Oleh. Ari Wahyono, S.Pd.T, CHt, CNLP
|
Larut dalam Sujud : I'tikaf |
Segala puji bagi Allah, Rabb semesta
alam. Shalawat dan salam kepada Nabi kita Muhammad, keluarga dan sahabatnya.
Ada suatu amalan di bulan Ramadhan
yang mesti kita ketahui bersama demi meraih banyak pahala di bulan tersebut.
Amalan tersebut adalah i'tikaf. Bagaimanakah tuntunan Islam dalam menjalankan
i'tikaf di bulan Ramadhan? Berikut panduan ringkas yang semoga bermanfaat
bagi para pengunjung rumaysho.com sekalian. Semoga Allah senantiasa memberkahi.
I’tikaf secara bahasa berarti
menetap pada sesuatu. Sedangkan secara syar’i, i’tikaf berarti menetap di
masjid dengan tata cara yang khusus disertai dengan niat.[1]
Dalil Disyari’atkannya
I’tikaf
Ibnul Mundzir mengatakan, “Para
ulama sepakat bahwa i’tikaf itu sunnah, bukan wajib kecuali jika seseorang
mewajibkan bagi dirinya bernadzar untuk melaksanakan i’tikaf.”[2]

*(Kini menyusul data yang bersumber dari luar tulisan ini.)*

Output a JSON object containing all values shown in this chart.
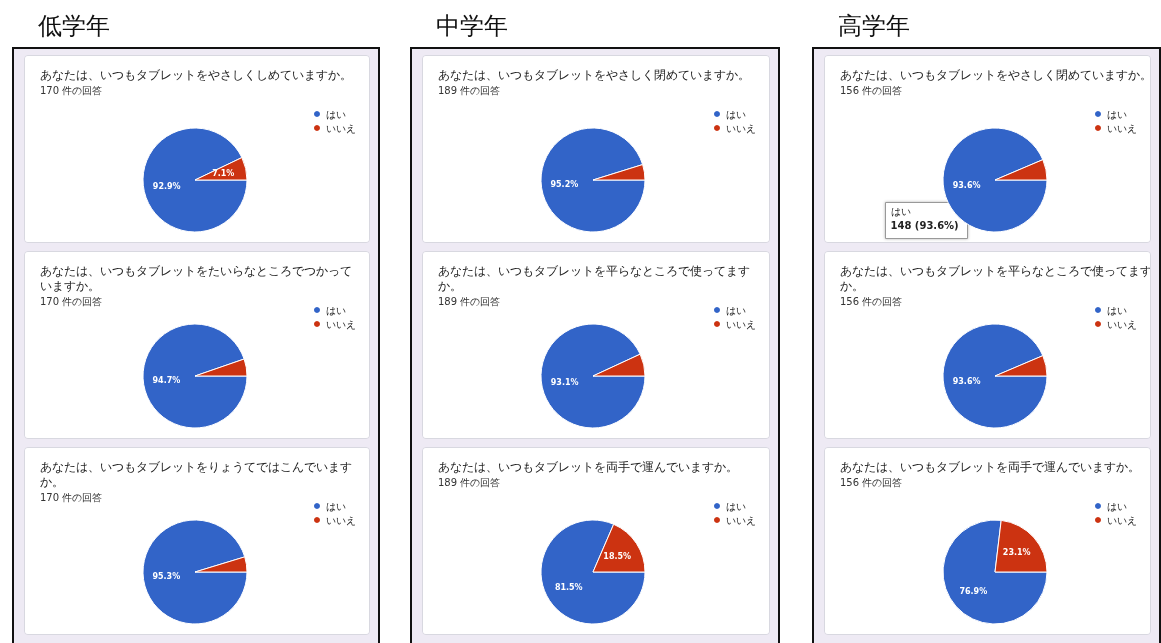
{
  "chart_data": [
    {
      "type": "pie",
      "title": "あなたは、いつもタブレットをやさしくしめていますか。",
      "subtitle": "170 件の回答",
      "annotations": [
        "低学年"
      ],
      "categories": [
        "はい",
        "いいえ"
      ],
      "values": [
        92.9,
        7.1
      ],
      "colors": [
        "#3264c8",
        "#cc3311"
      ],
      "value_labels": [
        "92.9%",
        "7.1%"
      ],
      "legend": "right"
    },
    {
      "type": "pie",
      "title": "あなたは、いつもタブレットをたいらなところでつかっていますか。",
      "subtitle": "170 件の回答",
      "categories": [
        "はい",
        "いいえ"
      ],
      "values": [
        94.7,
        5.3
      ],
      "colors": [
        "#3264c8",
        "#cc3311"
      ],
      "value_labels": [
        "94.7%",
        null
      ],
      "legend": "right"
    },
    {
      "type": "pie",
      "title": "あなたは、いつもタブレットをりょうてではこんでいますか。",
      "subtitle": "170 件の回答",
      "categories": [
        "はい",
        "いいえ"
      ],
      "values": [
        95.3,
        4.7
      ],
      "colors": [
        "#3264c8",
        "#cc3311"
      ],
      "value_labels": [
        "95.3%",
        null
      ],
      "legend": "right"
    },
    {
      "type": "pie",
      "title": "あなたは、いつもタブレットをやさしく閉めていますか。",
      "subtitle": "189 件の回答",
      "annotations": [
        "中学年"
      ],
      "categories": [
        "はい",
        "いいえ"
      ],
      "values": [
        95.2,
        4.8
      ],
      "colors": [
        "#3264c8",
        "#cc3311"
      ],
      "value_labels": [
        "95.2%",
        null
      ],
      "legend": "right"
    },
    {
      "type": "pie",
      "title": "あなたは、いつもタブレットを平らなところで使ってますか。",
      "subtitle": "189 件の回答",
      "categories": [
        "はい",
        "いいえ"
      ],
      "values": [
        93.1,
        6.9
      ],
      "colors": [
        "#3264c8",
        "#cc3311"
      ],
      "value_labels": [
        "93.1%",
        null
      ],
      "legend": "right"
    },
    {
      "type": "pie",
      "title": "あなたは、いつもタブレットを両手で運んでいますか。",
      "subtitle": "189 件の回答",
      "categories": [
        "はい",
        "いいえ"
      ],
      "values": [
        81.5,
        18.5
      ],
      "colors": [
        "#3264c8",
        "#cc3311"
      ],
      "value_labels": [
        "81.5%",
        "18.5%"
      ],
      "legend": "right"
    },
    {
      "type": "pie",
      "title": "あなたは、いつもタブレットをやさしく閉めていますか。",
      "subtitle": "156 件の回答",
      "annotations": [
        "高学年",
        "はい",
        "148 (93.6%)"
      ],
      "categories": [
        "はい",
        "いいえ"
      ],
      "values": [
        93.6,
        6.4
      ],
      "colors": [
        "#3264c8",
        "#cc3311"
      ],
      "value_labels": [
        "93.6%",
        null
      ],
      "legend": "right"
    },
    {
      "type": "pie",
      "title": "あなたは、いつもタブレットを平らなところで使ってますか。",
      "subtitle": "156 件の回答",
      "categories": [
        "はい",
        "いいえ"
      ],
      "values": [
        93.6,
        6.4
      ],
      "colors": [
        "#3264c8",
        "#cc3311"
      ],
      "value_labels": [
        "93.6%",
        null
      ],
      "legend": "right"
    },
    {
      "type": "pie",
      "title": "あなたは、いつもタブレットを両手で運んでいますか。",
      "subtitle": "156 件の回答",
      "categories": [
        "はい",
        "いいえ"
      ],
      "values": [
        76.9,
        23.1
      ],
      "colors": [
        "#3264c8",
        "#cc3311"
      ],
      "value_labels": [
        "76.9%",
        "23.1%"
      ],
      "legend": "right"
    }
  ]
}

Dari Abu Hurairah, ia berkata,
كَانَ النَّبِىُّ - صلى الله عليه
وسلم - يَعْتَكِفُ فِى كُلِّ رَمَضَانَ عَشْرَةَ أَيَّامٍ ، فَلَمَّا كَانَ
الْعَامُ الَّذِى قُبِضَ فِيهِ اعْتَكَفَ عِشْرِينَ يَوْمًا
“Nabi shallallahu 'alaihi wa
sallam biasa beri'tikaf pada bulan Ramadhan selama sepuluh hari. Namun pada
tahun wafatnya, Beliau beri'tikaf selama dua puluh hari”.[3]

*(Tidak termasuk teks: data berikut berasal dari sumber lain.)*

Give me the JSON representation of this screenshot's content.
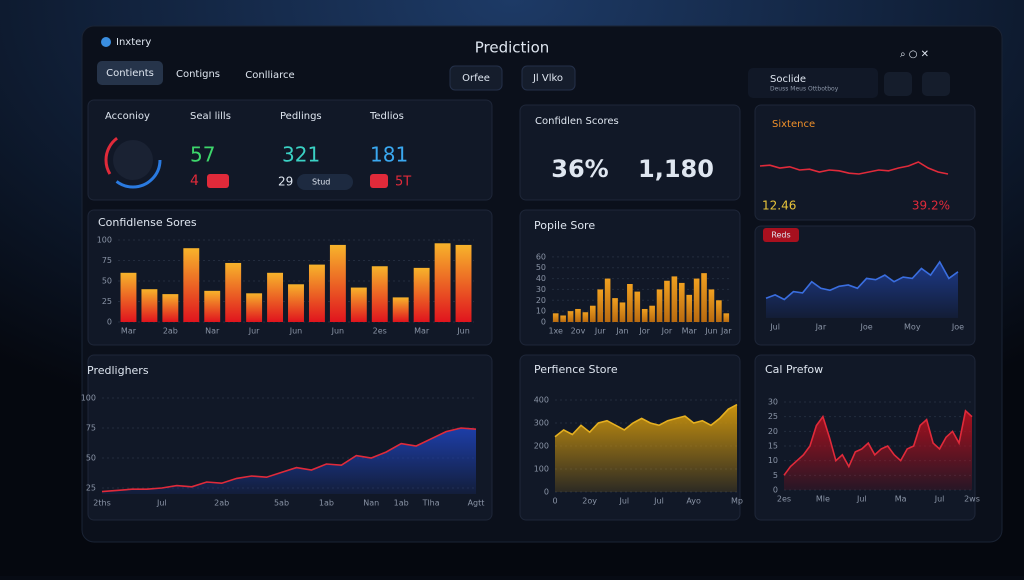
{
  "header": {
    "app": "Inxtery",
    "title": "Prediction",
    "tabs": [
      "Contients",
      "Contigns",
      "Conlliarce"
    ],
    "buttons": [
      "Orfee",
      "Jl Vlko"
    ],
    "user": "Soclide",
    "user_sub": "Deuss Meus Ottbotboy"
  },
  "stats": {
    "title": "Acconioy",
    "items": [
      {
        "label": "Seal lills",
        "value": "57",
        "sub": "4"
      },
      {
        "label": "Pedlings",
        "value": "321",
        "sub": "29",
        "chip": "Stud"
      },
      {
        "label": "Tedlios",
        "value": "181",
        "sub": "5T"
      }
    ]
  },
  "confidence": {
    "title": "Confidlen Scores",
    "values": [
      "36%",
      "1,180"
    ]
  },
  "sixtence": {
    "title": "Sixtence",
    "left": "12.46",
    "right": "39.2%"
  },
  "charts": [
    {
      "type": "bar",
      "title": "Confidlense Sores",
      "categories": [
        "Mar",
        null,
        "2ab",
        null,
        "Nar",
        null,
        "Jur",
        null,
        "Jun",
        null,
        "Jun",
        null,
        "2es",
        null,
        "Mar",
        null,
        "Jun"
      ],
      "values": [
        60,
        40,
        34,
        90,
        38,
        72,
        35,
        60,
        46,
        70,
        94,
        42,
        68,
        30,
        66,
        96,
        94
      ],
      "ylim": [
        0,
        100
      ],
      "yticks": [
        0,
        25,
        50,
        75,
        100
      ],
      "color": "#f7b32b",
      "color2": "#e0141e"
    },
    {
      "type": "bar",
      "title": "Popile Sore",
      "categories": [
        "1xe",
        null,
        null,
        "2ov",
        null,
        null,
        "Jur",
        null,
        null,
        "Jan",
        null,
        null,
        "Jor",
        null,
        null,
        "Jor",
        null,
        null,
        "Mar",
        null,
        null,
        "Jun",
        null,
        "Jar"
      ],
      "values": [
        8,
        6,
        10,
        12,
        9,
        15,
        30,
        40,
        22,
        18,
        35,
        28,
        12,
        15,
        30,
        38,
        42,
        36,
        25,
        40,
        45,
        30,
        20,
        8
      ],
      "ylim": [
        0,
        70
      ],
      "yticks": [
        0,
        10,
        20,
        30,
        40,
        50,
        60
      ],
      "color": "#f0a020",
      "color2": "#b86a10"
    },
    {
      "type": "area",
      "title": "Predlighers",
      "categories": [
        "2ths",
        null,
        null,
        null,
        "Jul",
        null,
        null,
        null,
        "2ab",
        null,
        null,
        null,
        "5ab",
        null,
        null,
        "1ab",
        null,
        null,
        "Nan",
        null,
        "1ab",
        null,
        "Tlha",
        null,
        null,
        "Agtt"
      ],
      "values": [
        22,
        23,
        24,
        24,
        25,
        27,
        26,
        30,
        29,
        33,
        35,
        34,
        38,
        42,
        40,
        45,
        44,
        52,
        50,
        55,
        62,
        60,
        66,
        72,
        75,
        74
      ],
      "ylim": [
        20,
        100
      ],
      "yticks": [
        25,
        50,
        75,
        100
      ],
      "color": "#1d3ea8",
      "line_color": "#e02a3a"
    },
    {
      "type": "area",
      "title": "Perfience Store",
      "categories": [
        "0",
        null,
        null,
        null,
        "2oy",
        null,
        null,
        null,
        "Jul",
        null,
        null,
        null,
        "Jul",
        null,
        null,
        null,
        "Ayo",
        null,
        null,
        null,
        null,
        "Mp"
      ],
      "values": [
        240,
        270,
        250,
        290,
        260,
        300,
        310,
        290,
        270,
        300,
        320,
        300,
        290,
        310,
        320,
        330,
        300,
        310,
        290,
        320,
        360,
        380
      ],
      "ylim": [
        0,
        400
      ],
      "yticks": [
        0,
        100,
        200,
        300,
        400
      ],
      "color": "#c8920e",
      "line_color": "#e6b020"
    },
    {
      "type": "area",
      "title": "Cal Prefow",
      "categories": [
        "2es",
        null,
        null,
        null,
        null,
        null,
        "Mle",
        null,
        null,
        null,
        null,
        null,
        "Jul",
        null,
        null,
        null,
        null,
        null,
        "Ma",
        null,
        null,
        null,
        null,
        null,
        "Jul",
        null,
        null,
        null,
        null,
        "2ws"
      ],
      "values": [
        5,
        8,
        10,
        12,
        15,
        22,
        25,
        18,
        10,
        12,
        8,
        13,
        14,
        16,
        12,
        14,
        15,
        12,
        10,
        14,
        15,
        22,
        24,
        16,
        14,
        18,
        20,
        16,
        27,
        25
      ],
      "ylim": [
        0,
        30
      ],
      "yticks": [
        0,
        5,
        10,
        15,
        20,
        25,
        30
      ],
      "color": "#a8101e",
      "line_color": "#e02a3a"
    },
    {
      "type": "area",
      "badge": "Reds",
      "categories": [
        null,
        "Jul",
        null,
        null,
        null,
        null,
        "Jar",
        null,
        null,
        null,
        null,
        "Joe",
        null,
        null,
        null,
        null,
        "Moy",
        null,
        null,
        null,
        null,
        "Joe"
      ],
      "values": [
        30,
        35,
        28,
        40,
        38,
        55,
        45,
        42,
        48,
        50,
        45,
        60,
        58,
        65,
        55,
        62,
        60,
        75,
        65,
        85,
        60,
        70
      ],
      "ylim": [
        0,
        100
      ],
      "yticks": [],
      "color": "#1d3a8a",
      "line_color": "#3a6ee0"
    },
    {
      "type": "line",
      "values": [
        60,
        62,
        55,
        58,
        50,
        52,
        45,
        50,
        48,
        42,
        40,
        45,
        50,
        48,
        55,
        60,
        70,
        55,
        45,
        40
      ],
      "ylim": [
        0,
        100
      ],
      "yticks": [],
      "color": "#e02a3a"
    }
  ]
}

Waktu i’tikaf yang lebih afdhol
adalah di akhir-akhir ramadhan (10 hari terakhir bulan Ramadhan) sebagaimana
hadits ‘Aisyah, ia berkata,
أَنَّ النَّبِىَّ - صلى الله عليه
وسلم - كَانَ يَعْتَكِفُ الْعَشْرَ الأَوَاخِرَ مِنْ رَمَضَانَ حَتَّى تَوَفَّاهُ
اللَّهُ ، ثُمَّ اعْتَكَفَ أَزْوَاجُهُ مِنْ بَعْدِهِ
“Nabi shallallahu 'alaihi wa
sallam beri'tikaf pada sepuluh hari yang akhir dari Ramadhan hingga wafatnya
kemudian isteri-isteri beliau pun beri'tikaf setelah kepergian beliau.”[4]
Nabi shallallahu ‘alaihi wa
sallam beri’tikaf pada sepuluh hari terakhir dengan tujuan untuk
mendapatkan malam lailatul qadar, untuk menghilangkan dari segala kesibukan
dunia, sehingga mudah bermunajat dengan Rabbnya, banyak berdo’a dan banyak
berdzikir ketika itu.[5]
I’tikaf Harus Dilakukan di
Masjid
Hal ini berdasarkan firman Allah Ta’ala,
وَلَا تُبَاشِرُوهُنَّ وَأَنْتُمْ
عَاكِفُونَ فِي الْمَسَاجِدِ
“(Tetapi) janganlah kamu campuri
mereka sedang kamu beri'tikaf dalam masjid”(QS. Al Baqarah: 187). Demikian
juga dikarenakan Rasulullah shallallahu ‘alaihi wa sallam begitu juga
istri-istri beliau melakukannya di masjid, dan tidak pernah di rumah sama
sekali. Ibnu Hajar rahimahullah berkata, “Para ulama sepakat bahwa
disyaratkan melakukan i’tikaf di masjid.”[6] Termasuk wanita, ia boleh melakukan i’tikaf
sebagaimana laki-laki, tidak sah jika dilakukan selain di masjid.[7]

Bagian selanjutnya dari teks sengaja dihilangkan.